Cries against massacres, cries to protect their land, their brothers, sisters, mothers, fathers. Cries to defend themselves from a barbarism which, since 1948, has taken their families, homes, harvests, engulfed their land, and spewed death under the indifferent, sometimes falsely embarrassed, often accusatory gaze of Western eyes urging them to be silent, to disappear quietly, silently, above all.

As soon as the settlers began running down the hills, the army — which had positioned itself between the settlers and us — immediately fired tear gas at us.


Aysam inhaled the gas. It killed him.

The Palestinians, trying to protect us, asked us to withdraw. Hastily gathering a few more olives and filling a few more sacks, we began to leave — reluctantly, but we did. As we left, and as a fellow volunteer told me, “We are leaving; they remain,” rickety cars full of Palestinians arrived, trying to slow the frenzied settler attacks.

That day, settlers burned about ten cars, overturned an ambulance, and injured more than 35 people, including a Palestinian photojournalist and AFP correspondent [[Jaafar Ashtiyeh]. So I am writing now, to tell a little of what I saw — after many others, certainly — because yes, even if all this changes nothing, “something will have to be done,” as Éric Vuillard put it in a recent book.

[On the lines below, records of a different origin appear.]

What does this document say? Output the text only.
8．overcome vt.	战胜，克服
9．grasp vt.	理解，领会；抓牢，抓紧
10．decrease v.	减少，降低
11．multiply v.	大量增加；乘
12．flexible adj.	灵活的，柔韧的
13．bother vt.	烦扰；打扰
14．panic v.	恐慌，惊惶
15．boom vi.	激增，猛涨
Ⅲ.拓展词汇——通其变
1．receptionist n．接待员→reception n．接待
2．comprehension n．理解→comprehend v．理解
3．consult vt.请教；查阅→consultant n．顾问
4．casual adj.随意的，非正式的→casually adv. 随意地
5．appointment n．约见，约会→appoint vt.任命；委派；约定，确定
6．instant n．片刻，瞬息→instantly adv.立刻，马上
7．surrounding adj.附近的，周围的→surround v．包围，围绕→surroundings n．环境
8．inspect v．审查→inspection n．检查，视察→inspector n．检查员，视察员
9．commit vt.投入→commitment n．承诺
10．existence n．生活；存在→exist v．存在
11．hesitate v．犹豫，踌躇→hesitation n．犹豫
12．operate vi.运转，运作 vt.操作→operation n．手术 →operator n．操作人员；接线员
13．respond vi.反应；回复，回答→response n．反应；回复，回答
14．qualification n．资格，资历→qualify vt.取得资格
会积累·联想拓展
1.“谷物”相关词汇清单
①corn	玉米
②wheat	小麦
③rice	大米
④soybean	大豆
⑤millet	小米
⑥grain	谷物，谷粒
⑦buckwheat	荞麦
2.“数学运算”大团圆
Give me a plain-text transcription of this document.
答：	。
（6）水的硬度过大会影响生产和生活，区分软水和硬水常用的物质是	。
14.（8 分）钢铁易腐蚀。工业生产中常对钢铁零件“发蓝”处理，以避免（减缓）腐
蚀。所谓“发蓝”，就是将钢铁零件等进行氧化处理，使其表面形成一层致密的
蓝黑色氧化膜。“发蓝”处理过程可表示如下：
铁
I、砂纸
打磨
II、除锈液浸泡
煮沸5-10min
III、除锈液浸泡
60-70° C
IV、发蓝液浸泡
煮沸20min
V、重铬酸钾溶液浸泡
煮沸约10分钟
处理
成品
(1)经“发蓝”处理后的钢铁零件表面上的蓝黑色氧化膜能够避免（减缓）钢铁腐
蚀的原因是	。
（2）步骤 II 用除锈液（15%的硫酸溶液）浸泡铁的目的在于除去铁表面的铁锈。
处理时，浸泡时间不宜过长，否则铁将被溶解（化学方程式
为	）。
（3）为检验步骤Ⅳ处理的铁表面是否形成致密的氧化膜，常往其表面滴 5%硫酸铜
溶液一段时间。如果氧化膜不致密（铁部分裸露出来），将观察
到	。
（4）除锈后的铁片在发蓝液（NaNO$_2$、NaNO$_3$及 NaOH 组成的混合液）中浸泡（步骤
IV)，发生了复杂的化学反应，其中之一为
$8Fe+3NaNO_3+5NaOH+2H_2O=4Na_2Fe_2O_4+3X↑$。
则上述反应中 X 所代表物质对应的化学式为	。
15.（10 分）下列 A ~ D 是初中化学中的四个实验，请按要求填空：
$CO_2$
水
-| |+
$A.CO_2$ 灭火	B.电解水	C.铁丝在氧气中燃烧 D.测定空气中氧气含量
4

Aysam was 13 years old. He is already no longer the last victim of the atrocities committed by a criminal state conceived by states born of genocide and/or complicit in them for centuries. But he will also be part of a long list of faces, of lives that do not give in, that refuse to surrender, that do not sell out, that continue to shout to the world that they will live. That the olive trees will bloom again, that the harvest will be beautiful, and that the oil will be green and bright like the land that produced it.


May these words be as many indelible stains, blood red, tattooed on the disdainful, still haughty, and inhuman foreheads of the genocidaires and their accomplices around the world.